"No, sir."
"And the mark on the top of her head was made by the boat, just as you said?"
"Yes, sir."
"But the others you think you might have made with the camera?"
"Yes, sir. I suppose they were."
"Well, then, this is the way it looks to me," said Jephson, again turning to Belknap. "I think we can safely say when the time comes that those marks were never made by him at all, see?—but by the hooks and the poles with which they were scraping around up there when they were trying to find her. We can try it, anyhow. And if the hooks and poles didn't do it," he added, a little grimly and dryly, "certainly hauling her body from that lake to that railroad station and from there to here on the train might have."
"Yes, I think Mason would have a hard time proving that they weren't made that way," replied Belknap.
"And as for that tripod, well, we'd better exhume the body and make our own measurements, and measure the thickness of the edge of that boat, so that it may not be so easy for Mason to make any use of the tripod now that he has it, after all."
Mr.

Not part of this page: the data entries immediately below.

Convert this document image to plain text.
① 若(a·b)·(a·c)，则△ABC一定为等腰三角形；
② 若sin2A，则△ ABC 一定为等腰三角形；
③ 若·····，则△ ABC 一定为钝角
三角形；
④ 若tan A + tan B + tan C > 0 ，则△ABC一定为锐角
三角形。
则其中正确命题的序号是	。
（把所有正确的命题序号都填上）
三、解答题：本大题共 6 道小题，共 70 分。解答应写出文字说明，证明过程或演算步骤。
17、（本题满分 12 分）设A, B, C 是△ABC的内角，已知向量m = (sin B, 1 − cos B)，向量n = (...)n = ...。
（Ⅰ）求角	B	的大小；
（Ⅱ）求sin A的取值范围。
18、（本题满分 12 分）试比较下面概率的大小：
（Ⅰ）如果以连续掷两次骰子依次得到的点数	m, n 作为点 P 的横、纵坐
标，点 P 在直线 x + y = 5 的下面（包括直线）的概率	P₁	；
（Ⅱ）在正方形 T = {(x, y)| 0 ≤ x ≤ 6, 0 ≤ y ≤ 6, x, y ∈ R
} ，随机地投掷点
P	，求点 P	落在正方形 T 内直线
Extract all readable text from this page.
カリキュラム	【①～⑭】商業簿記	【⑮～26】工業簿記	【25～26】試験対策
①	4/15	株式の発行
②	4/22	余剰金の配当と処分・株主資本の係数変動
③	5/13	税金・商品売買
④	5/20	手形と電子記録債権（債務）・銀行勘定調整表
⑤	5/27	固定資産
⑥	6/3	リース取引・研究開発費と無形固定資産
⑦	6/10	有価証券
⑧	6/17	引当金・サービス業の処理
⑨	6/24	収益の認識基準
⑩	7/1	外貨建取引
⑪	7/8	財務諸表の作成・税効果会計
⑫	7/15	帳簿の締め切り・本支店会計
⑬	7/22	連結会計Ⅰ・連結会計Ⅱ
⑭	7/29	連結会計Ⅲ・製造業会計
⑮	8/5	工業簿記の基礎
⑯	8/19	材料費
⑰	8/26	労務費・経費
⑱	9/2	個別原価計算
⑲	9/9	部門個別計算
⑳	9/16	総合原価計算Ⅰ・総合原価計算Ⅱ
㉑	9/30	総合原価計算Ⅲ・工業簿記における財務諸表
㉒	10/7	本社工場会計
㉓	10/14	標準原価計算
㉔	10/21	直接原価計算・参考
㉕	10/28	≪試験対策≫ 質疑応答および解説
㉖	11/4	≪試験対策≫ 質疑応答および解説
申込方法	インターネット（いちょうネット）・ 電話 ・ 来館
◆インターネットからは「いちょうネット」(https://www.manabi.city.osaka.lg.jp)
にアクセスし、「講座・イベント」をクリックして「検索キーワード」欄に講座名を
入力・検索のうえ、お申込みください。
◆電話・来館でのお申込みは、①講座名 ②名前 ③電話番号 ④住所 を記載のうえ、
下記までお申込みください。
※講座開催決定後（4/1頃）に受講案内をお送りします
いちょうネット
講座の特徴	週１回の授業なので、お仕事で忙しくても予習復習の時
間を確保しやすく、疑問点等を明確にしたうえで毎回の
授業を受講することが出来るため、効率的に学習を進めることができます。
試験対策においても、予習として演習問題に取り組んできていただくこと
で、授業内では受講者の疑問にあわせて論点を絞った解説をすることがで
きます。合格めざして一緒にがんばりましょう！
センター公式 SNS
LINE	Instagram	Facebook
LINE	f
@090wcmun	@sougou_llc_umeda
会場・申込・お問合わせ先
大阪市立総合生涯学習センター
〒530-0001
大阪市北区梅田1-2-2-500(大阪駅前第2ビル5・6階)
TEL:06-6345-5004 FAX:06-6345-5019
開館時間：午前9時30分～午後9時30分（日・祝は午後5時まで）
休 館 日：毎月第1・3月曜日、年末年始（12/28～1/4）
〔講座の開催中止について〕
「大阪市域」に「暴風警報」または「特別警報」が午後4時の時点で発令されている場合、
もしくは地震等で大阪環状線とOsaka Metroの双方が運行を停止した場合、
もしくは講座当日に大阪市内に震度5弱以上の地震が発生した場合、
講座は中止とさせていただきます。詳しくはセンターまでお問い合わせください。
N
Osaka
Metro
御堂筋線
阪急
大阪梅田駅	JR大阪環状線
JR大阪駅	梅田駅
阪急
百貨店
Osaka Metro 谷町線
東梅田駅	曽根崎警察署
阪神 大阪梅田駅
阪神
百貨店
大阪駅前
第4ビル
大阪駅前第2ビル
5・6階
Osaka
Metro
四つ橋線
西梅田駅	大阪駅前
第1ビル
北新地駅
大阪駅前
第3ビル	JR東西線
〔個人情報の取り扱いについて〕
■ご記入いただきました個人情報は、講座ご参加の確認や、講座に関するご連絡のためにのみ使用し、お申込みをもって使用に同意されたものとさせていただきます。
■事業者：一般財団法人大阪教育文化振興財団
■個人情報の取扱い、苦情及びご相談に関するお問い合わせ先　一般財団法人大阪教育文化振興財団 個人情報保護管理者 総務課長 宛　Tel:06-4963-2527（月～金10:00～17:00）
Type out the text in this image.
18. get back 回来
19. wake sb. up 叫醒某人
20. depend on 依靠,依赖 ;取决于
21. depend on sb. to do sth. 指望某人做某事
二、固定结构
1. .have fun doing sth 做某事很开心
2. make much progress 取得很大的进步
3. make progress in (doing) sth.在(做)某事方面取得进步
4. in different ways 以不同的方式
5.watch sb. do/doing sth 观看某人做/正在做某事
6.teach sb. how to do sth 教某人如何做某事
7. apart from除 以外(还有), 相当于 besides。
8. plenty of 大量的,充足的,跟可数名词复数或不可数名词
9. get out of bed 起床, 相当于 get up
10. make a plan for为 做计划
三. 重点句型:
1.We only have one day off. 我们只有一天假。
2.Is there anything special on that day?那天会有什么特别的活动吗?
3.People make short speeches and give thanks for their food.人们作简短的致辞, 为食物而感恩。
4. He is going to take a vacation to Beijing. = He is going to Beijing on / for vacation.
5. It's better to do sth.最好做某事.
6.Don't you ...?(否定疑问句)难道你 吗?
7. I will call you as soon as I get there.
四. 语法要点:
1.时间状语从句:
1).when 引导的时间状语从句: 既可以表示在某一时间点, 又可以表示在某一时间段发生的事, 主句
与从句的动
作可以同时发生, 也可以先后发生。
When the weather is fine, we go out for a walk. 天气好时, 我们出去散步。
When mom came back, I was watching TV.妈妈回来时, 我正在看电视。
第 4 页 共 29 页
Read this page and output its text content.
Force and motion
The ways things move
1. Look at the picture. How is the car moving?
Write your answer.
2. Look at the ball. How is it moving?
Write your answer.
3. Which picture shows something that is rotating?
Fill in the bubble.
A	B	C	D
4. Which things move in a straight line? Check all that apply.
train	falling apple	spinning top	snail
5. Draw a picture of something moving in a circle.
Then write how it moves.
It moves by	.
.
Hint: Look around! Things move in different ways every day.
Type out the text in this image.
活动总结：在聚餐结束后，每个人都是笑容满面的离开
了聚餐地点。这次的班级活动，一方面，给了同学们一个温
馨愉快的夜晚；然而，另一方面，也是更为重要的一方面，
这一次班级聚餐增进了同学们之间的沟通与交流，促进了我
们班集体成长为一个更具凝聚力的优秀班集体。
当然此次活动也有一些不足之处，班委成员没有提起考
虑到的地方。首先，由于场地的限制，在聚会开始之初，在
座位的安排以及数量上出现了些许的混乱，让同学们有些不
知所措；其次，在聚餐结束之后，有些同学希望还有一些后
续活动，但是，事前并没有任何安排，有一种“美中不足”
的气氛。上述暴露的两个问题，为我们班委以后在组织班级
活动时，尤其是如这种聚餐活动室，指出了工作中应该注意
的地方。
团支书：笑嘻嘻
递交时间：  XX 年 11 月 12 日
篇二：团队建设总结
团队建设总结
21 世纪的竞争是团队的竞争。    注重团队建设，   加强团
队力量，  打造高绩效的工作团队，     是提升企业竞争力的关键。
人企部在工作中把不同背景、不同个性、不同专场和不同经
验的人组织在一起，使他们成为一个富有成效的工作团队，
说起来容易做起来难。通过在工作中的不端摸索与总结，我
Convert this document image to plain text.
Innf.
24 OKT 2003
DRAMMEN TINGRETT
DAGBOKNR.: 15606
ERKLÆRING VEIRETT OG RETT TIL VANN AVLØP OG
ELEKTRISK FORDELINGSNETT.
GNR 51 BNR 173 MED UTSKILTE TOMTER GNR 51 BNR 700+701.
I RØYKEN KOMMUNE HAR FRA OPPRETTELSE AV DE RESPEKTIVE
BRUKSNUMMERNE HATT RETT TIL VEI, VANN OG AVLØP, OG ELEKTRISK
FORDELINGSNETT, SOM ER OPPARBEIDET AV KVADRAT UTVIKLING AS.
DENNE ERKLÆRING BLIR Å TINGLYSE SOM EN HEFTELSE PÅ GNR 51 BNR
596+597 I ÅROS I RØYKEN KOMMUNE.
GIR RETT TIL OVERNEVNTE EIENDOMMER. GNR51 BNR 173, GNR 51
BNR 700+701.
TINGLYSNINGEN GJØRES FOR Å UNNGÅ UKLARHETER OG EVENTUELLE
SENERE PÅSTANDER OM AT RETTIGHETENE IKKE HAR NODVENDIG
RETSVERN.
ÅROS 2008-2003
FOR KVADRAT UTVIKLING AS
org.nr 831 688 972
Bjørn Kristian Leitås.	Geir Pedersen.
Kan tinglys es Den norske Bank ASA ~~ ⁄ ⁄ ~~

Jephson's eyes were very small and very clear and very blue, as he said this. His head, as well as his body, had a thin, ferrety look. And it seemed to Clyde, who had been observing and listening to all this with awe, that this younger man might be the one to aid him. He was so shrewd and practical, so very direct and chill and indifferent, and yet confidence-inspiring, quite like an uncontrollable machine of a kind which generates power.
And when at last these two were ready to go, he was sorry. For with them near him, planning and plotting in regard to himself, he felt so much safer, stronger, more hopeful, more certain of being free, maybe, at some future date.